Durante a primeira hora ou mais, a água estava relativamente calma. Depois de partir da pequena vila de pescadores de Stein na Ilha de Skye, aceleramos por um estreito conhecido como Little Minch em direção à faixa principal das Hébridas Exteriores, a espessa onda de recifes rochosos que paira como uma apóstrofe sobre a costa noroeste de Escócia continental.
Mas à medida que avançávamos, viajando para o oeste, além das ilhas de North Uist e Lewis e Harris, a água de repente ficou mais áspera. Aqui, totalmente exposto no Oceano Atlântico Norte, não tínhamos refúgio das ondas: a cada poucos segundos, por mais de duas horas, o casco do nosso barco de passeio bateu contra as ondas que se aproximavam com força suficiente para fazer meus dentes baterem.
Olhei para a minha direita, do outro lado do estreito corredor do barco, e vi meu irmão e minha irmã encolhidos desconfortavelmente em seus assentos. Nenhum de nossos companheiros de viagem – éramos cerca de 12 de nós, ao todo, amontoados em um barco surpreendentemente pequeno – parecia feliz. Mas meus irmãos, segurando seus sacos de vômito descartáveis, pareciam doentes.

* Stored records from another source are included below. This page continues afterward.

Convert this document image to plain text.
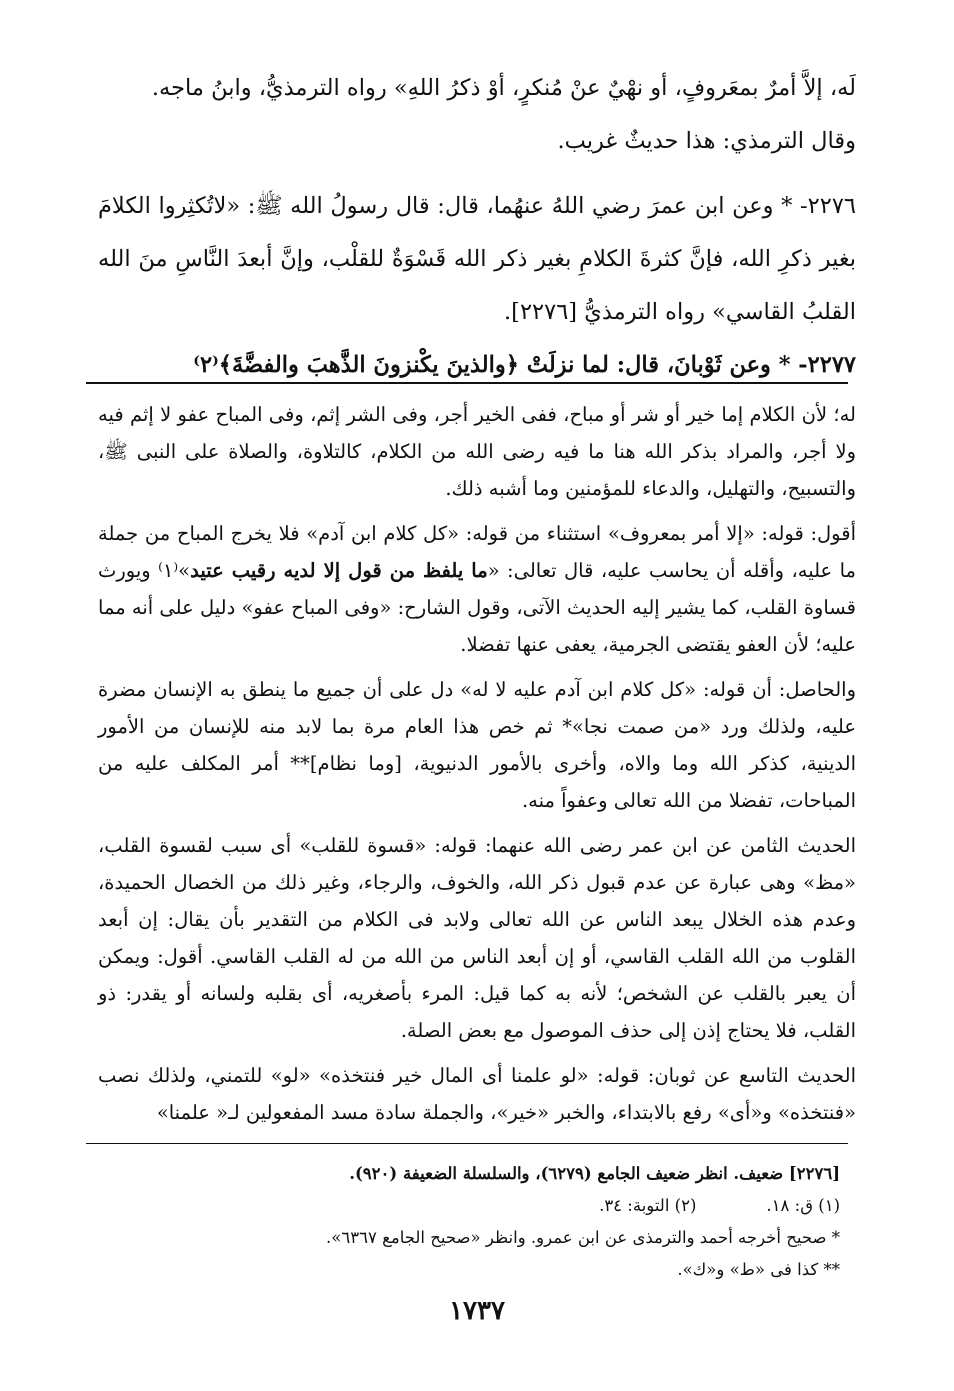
لَه، إلاَّ أمرٌ بمعَروفٍ، أو نهْيٌ عنْ مُنكرٍ، أوْ ذكرُ اللهِ» رواه الترمذيُّ، وابنُ ماجه.

وقال الترمذي: هذا حديثٌ غريب.

٢٢٧٦- * وعن ابن عمرَ رضي اللهُ عنهُما، قال: قال رسولُ الله ﷺ: «لاتُكثِروا الكلامَ بغير ذكرِ الله، فإنَّ كثرةَ الكلامِ بغير ذكر الله قَسْوَةٌ للقلْب، وإنَّ أبعدَ النَّاسِ منَ الله القلبُ القاسي» رواه الترمذيُّ [٢٢٧٦].

٢٢٧٧- * وعن ثَوْبانَ، قال: لما نزلَتْ ﴿والذينَ يكْنزونَ الذَّهبَ والفضَّةَ﴾⁽٢⁾

له؛ لأن الكلام إما خير أو شر أو مباح، ففى الخير أجر، وفى الشر إثم، وفى المباح عفو لا إثم فيه ولا أجر، والمراد بذكر الله هنا ما فيه رضى الله من الكلام، كالتلاوة، والصلاة على النبى ﷺ، والتسبيح، والتهليل، والدعاء للمؤمنين وما أشبه ذلك.

أقول: قوله: «إلا أمر بمعروف» استثناء من قوله: «كل كلام ابن آدم» فلا يخرج المباح من جملة ما عليه، وأقله أن يحاسب عليه، قال تعالى: «ما يلفظ من قول إلا لديه رقيب عتيد»⁽١⁾ ويورث قساوة القلب، كما يشير إليه الحديث الآتى، وقول الشارح: «وفى المباح عفو» دليل على أنه مما عليه؛ لأن العفو يقتضى الجرمية، يعفى عنها تفضلا.

والحاصل: أن قوله: «كل كلام ابن آدم عليه لا له» دل على أن جميع ما ينطق به الإنسان مضرة عليه، ولذلك ورد «من صمت نجا»* ثم خص هذا العام مرة بما لابد منه للإنسان من الأمور الدينية، كذكر الله وما والاه، وأخرى بالأمور الدنيوية، [وما نظام]** أمر المكلف عليه من المباحات، تفضلا من الله تعالى وعفواً منه.

الحديث الثامن عن ابن عمر رضى الله عنهما: قوله: «قسوة للقلب» أى سبب لقسوة القلب، «مظ» وهى عبارة عن عدم قبول ذكر الله، والخوف، والرجاء، وغير ذلك من الخصال الحميدة، وعدم هذه الخلال يبعد الناس عن الله تعالى ولابد فى الكلام من التقدير بأن يقال: إن أبعد القلوب من الله القلب القاسي، أو إن أبعد الناس من الله من له القلب القاسي. أقول: ويمكن أن يعبر بالقلب عن الشخص؛ لأنه به كما قيل: المرء بأصغريه، أى بقلبه ولسانه أو يقدر: ذو القلب، فلا يحتاج إذن إلى حذف الموصول مع بعض الصلة.

الحديث التاسع عن ثوبان: قوله: «لو علمنا أى المال خير فنتخذه» «لو» للتمني، ولذلك نصب «فنتخذه» و«أى» رفع بالابتداء، والخبر «خير»، والجملة سادة مسد المفعولين لـ« علمنا»

[٢٢٧٦] ضعيف. انظر ضعيف الجامع (٦٢٧٩)، والسلسلة الضعيفة (٩٢٠).
(١) ق: ١٨.(٢) التوبة: ٣٤.
* صحيح أخرجه أحمد والترمذى عن ابن عمرو. وانظر «صحيح الجامع ٦٣٦٧».
** كذا فى «ط» و«ك».
١٧٣٧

(“Isso é um eufemismo”, contou minha irmã, Emelia, com uma risada. “Eu diria que parecemos condenados.”)
Durante séculos, o arquipélago de St. Kilda, uma das áreas mais remotas das Ilhas Britânicas, eletrizou a imaginação de escritores, historiadores, artistas, cientistas e aventureiros.
Cerca de 40 milhas a oeste das principais ilhas das Hébridas Exteriores, St. Kilda tem uma história tentadora, repleta de uma rica herança cultural, pessoas ferozmente independentes, arquitetura distinta e isolamento assustador – assim como doenças, fome e exílio.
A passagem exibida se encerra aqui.